Supporters of the tax argue that without it, Kansas City would be forced to slash public safety or raise other taxes. It’s a claim they repeat every time. But that framing obscures the real problem. Even with the earnings tax in place, the city faces a deficit of $55 million or more. One reason is that roughly $120 million a year is diverted to subsidies for headquarters, data centers, entertainment districts, hotels and other private developments — and perhaps soon a new downtown stadium.

The problem is spending. Many comparable municipalities deliver core services without imposing an earnings tax. Kansas City leaders could do the same — they just refuse to.

The usual business groups will line up behind renewal. Many of their leaders neither live nor work in the city and therefore do not pay the tax. None have reason to disrupt a system that serves them well.

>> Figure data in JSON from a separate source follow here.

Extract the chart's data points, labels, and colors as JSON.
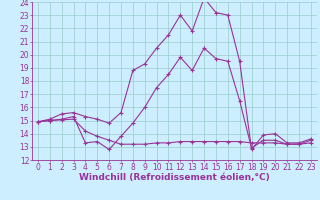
{
  "xlabel": "Windchill (Refroidissement éolien,°C)",
  "xlim": [
    -0.5,
    23.5
  ],
  "ylim": [
    12,
    24
  ],
  "xticks": [
    0,
    1,
    2,
    3,
    4,
    5,
    6,
    7,
    8,
    9,
    10,
    11,
    12,
    13,
    14,
    15,
    16,
    17,
    18,
    19,
    20,
    21,
    22,
    23
  ],
  "yticks": [
    12,
    13,
    14,
    15,
    16,
    17,
    18,
    19,
    20,
    21,
    22,
    23,
    24
  ],
  "bg_color": "#cceeff",
  "line_color": "#993399",
  "grid_color": "#99cccc",
  "line1_x": [
    0,
    1,
    2,
    3,
    4,
    5,
    6,
    7,
    8,
    9,
    10,
    11,
    12,
    13,
    14,
    15,
    16,
    17,
    18,
    19,
    20,
    21,
    22,
    23
  ],
  "line1_y": [
    14.9,
    15.1,
    15.5,
    15.6,
    15.3,
    15.1,
    14.8,
    15.6,
    18.8,
    19.3,
    20.5,
    21.5,
    23.0,
    21.8,
    24.3,
    23.2,
    23.0,
    19.5,
    12.8,
    13.9,
    14.0,
    13.3,
    13.3,
    13.6
  ],
  "line2_x": [
    0,
    1,
    2,
    3,
    4,
    5,
    6,
    7,
    8,
    9,
    10,
    11,
    12,
    13,
    14,
    15,
    16,
    17,
    18,
    19,
    20,
    21,
    22,
    23
  ],
  "line2_y": [
    14.9,
    15.0,
    15.1,
    15.3,
    13.3,
    13.4,
    12.8,
    13.8,
    14.8,
    16.0,
    17.5,
    18.5,
    19.8,
    18.8,
    20.5,
    19.7,
    19.5,
    16.5,
    12.9,
    13.5,
    13.5,
    13.2,
    13.2,
    13.5
  ],
  "line3_x": [
    0,
    1,
    2,
    3,
    4,
    5,
    6,
    7,
    8,
    9,
    10,
    11,
    12,
    13,
    14,
    15,
    16,
    17,
    18,
    19,
    20,
    21,
    22,
    23
  ],
  "line3_y": [
    14.9,
    15.0,
    15.05,
    15.1,
    14.2,
    13.8,
    13.5,
    13.2,
    13.2,
    13.2,
    13.3,
    13.3,
    13.4,
    13.4,
    13.4,
    13.4,
    13.4,
    13.4,
    13.3,
    13.3,
    13.3,
    13.2,
    13.2,
    13.3
  ],
  "tick_fontsize": 5.5,
  "label_fontsize": 6.5,
  "linewidth": 0.8,
  "markersize": 2.5
}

In 2011, Burns & McDonnell’s then-CEO publicly said he was proud to pay the earnings tax. Three years later, he sought to have a portion of his company’s earnings tax payments returned to finance a new corporate headquarters. As a reporter for The Pitch observed, future “city and civic (leaders) will implore voters to retain the tax to fund basic city services, but voters should also know that it’s a money pool for corporate tax incentives.” This is still true today.

Despite the incentives, Kansas City’s growth has lagged behind our neighbors for years. The earnings tax may not be the sole cause, but it is a significant contributor.

A yes vote would preserve a tax that falls hardest on workers while enabling continued diversion of public dollars to the politically favored. A no vote would phase out the tax over a decade so that Kansas City can pursue a fairer and more disciplined approach to taxation and spending — one that broadens opportunity rather than narrowing it.

Phasing out the earnings tax would not solve every challenge facing Kansas City, but it would align tax policy with the city’s stated commitments to growth, fairness and fiscal responsibility.

City leaders have shown little willingness to curb subsidies or reconsider spending priorities. This election gives voters the opportunity to require it.

Patrick Tuohey is co-founder of Better Cities Project, a 501(c)(3) nonprofit focused on municipal policy solutions, and a senior fellow at the Show-Me Institute, a 501(c)(3) nonprofit dedicated to Missouri state policy work.